The most widely used frailty scale consists of five items:
unintentional weight loss >4.5 kg in the past year
self-reported exhaustion
<20th population percentile for grip strength
slowed walking speed, defined as lowest population quartile on 4-minute walking test
low physical activity such that persons would only rarely undertake a short walk
A healthy person scores 0; a very frail person scores 5. Compared to non-frail elderly people, people with intermediate frailty scores (2 or 3) are twice as likely to have post-surgical complications, spend 50% more time in the hospital, and are three times as likely to be discharged to a skilled nursing facility instead of to their own homes. Frail elderly patients (score of 4 or 5) have even worse outcomes, with the risk of being discharged to a nursing home rising to twenty times the rate for non-frail elderly people.

Epidemiology and public health
Frailty is a common geriatric syndrome. Estimates of frailty prevalence in older populations may vary according to a number of factors, including the setting in which the prevalence is being estimated – e.g., nursing home (higher prevalence) vs. community (lower prevalence) – and the operational definition used for defining frailty.

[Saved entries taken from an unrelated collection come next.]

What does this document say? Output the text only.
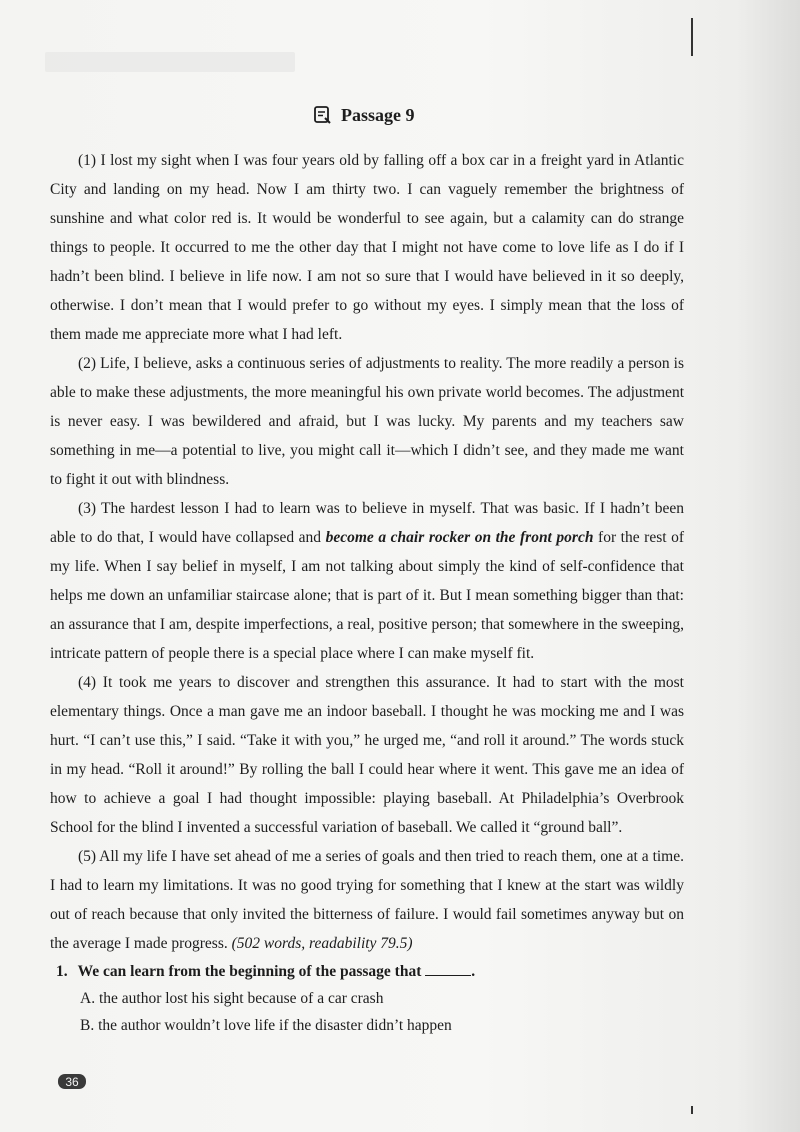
Passage 9

(1) I lost my sight when I was four years old by falling off a box car in a freight yard in Atlantic City and landing on my head. Now I am thirty two. I can vaguely remember the brightness of sunshine and what color red is. It would be wonderful to see again, but a calamity can do strange things to people. It occurred to me the other day that I might not have come to love life as I do if I hadn’t been blind. I believe in life now. I am not so sure that I would have believed in it so deeply, otherwise. I don’t mean that I would prefer to go without my eyes. I simply mean that the loss of them made me appreciate more what I had left.

(2) Life, I believe, asks a continuous series of adjustments to reality. The more readily a person is able to make these adjustments, the more meaningful his own private world becomes. The adjustment is never easy. I was bewildered and afraid, but I was lucky. My parents and my teachers saw something in me—a potential to live, you might call it—which I didn’t see, and they made me want to fight it out with blindness.

(3) The hardest lesson I had to learn was to believe in myself. That was basic. If I hadn’t been able to do that, I would have collapsed and become a chair rocker on the front porch for the rest of my life. When I say belief in myself, I am not talking about simply the kind of self-confidence that helps me down an unfamiliar staircase alone; that is part of it. But I mean something bigger than that: an assurance that I am, despite imperfections, a real, positive person; that somewhere in the sweeping, intricate pattern of people there is a special place where I can make myself fit.

(4) It took me years to discover and strengthen this assurance. It had to start with the most elementary things. Once a man gave me an indoor baseball. I thought he was mocking me and I was hurt. “I can’t use this,” I said. “Take it with you,” he urged me, “and roll it around.” The words stuck in my head. “Roll it around!” By rolling the ball I could hear where it went. This gave me an idea of how to achieve a goal I had thought impossible: playing baseball. At Philadelphia’s Overbrook School for the blind I invented a successful variation of baseball. We called it “ground ball”.

(5) All my life I have set ahead of me a series of goals and then tried to reach them, one at a time. I had to learn my limitations. It was no good trying for something that I knew at the start was wildly out of reach because that only invited the bitterness of failure. I would fail sometimes anyway but on the average I made progress. (502 words, readability 79.5)

1. We can learn from the beginning of the passage that	.
A. the author lost his sight because of a car crash
B. the author wouldn’t love life if the disaster didn’t happen
36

Using the widely used frailty phenotype framework proposed by Fried et al. (2001), prevalence estimates of 7–16% have been reported in non-institutionalized, community-dwelling older adults.

The occurrence of frailty increases incrementally with advancing age, is more common in older women than men, and among those of lower socio-economic status.  Frail older adults are at high risk for major adverse health outcomes, including disability, falls, institutionalization, hospitalization, and mortality.

Epidemiologic research to date has led to the identification of a number of risk factors for frailty, including: (a) chronic diseases, such as cardiovascular disease, diabetes, chronic kidney disease, depression, and cognitive impairment; (b) physiologic impairments, such as activation of inflammation and coagulation systems, anemia, atherosclerosis, autonomic dysfunction, hormonal abnormalities, obesity,  hypovitaminosis D in men, and environment-related factors such as life space and neighborhood characteristics.  Advances about potentially modifiable risk factors for frailty now offer the basis for translational research effort aimed at prevention and treatment of frailty in older adults. A recent systematic review found that exercise interventions can increase muscle strength and improve physical function; however, results are inconsistent in frail older adults living in the community.

A review looked at the relationship between the frailty syndrome and chronic lower extremity ischemia in those people with diabetes. On the one hand, chronic lower limb ischemia may predispose to the development of frailty, on the other hand, the presence of the frailty may affect the prognosis in patients with peripheral arterial disease.

Ongoing clinical trials 
As of September 2021, ongoing clinical trials on frailty syndrome in the US include:

 the impact of frailty on clinical outcomes of patients treated for abdominal aortic aneurysms
 the use of "pre-habilitation," an exercise regimen used before transplant surgery, to prevent the frailty effects of kidney transplant in recipients
 defining the acute changes in frailty following sepsis in the abdomen
 the efficacy of the anti-inflammatory drug, Fisetin, in reducing frailty markers in elderly adults
 Physical Performance Testing and Frailty in Prediction of Early Postoperative Course After Cardiac Surgery (Cardiostep)
Up-to-date information on ongoing clinical trials on frailty syndrome and other conditions can be found at clinicaltrials.gov.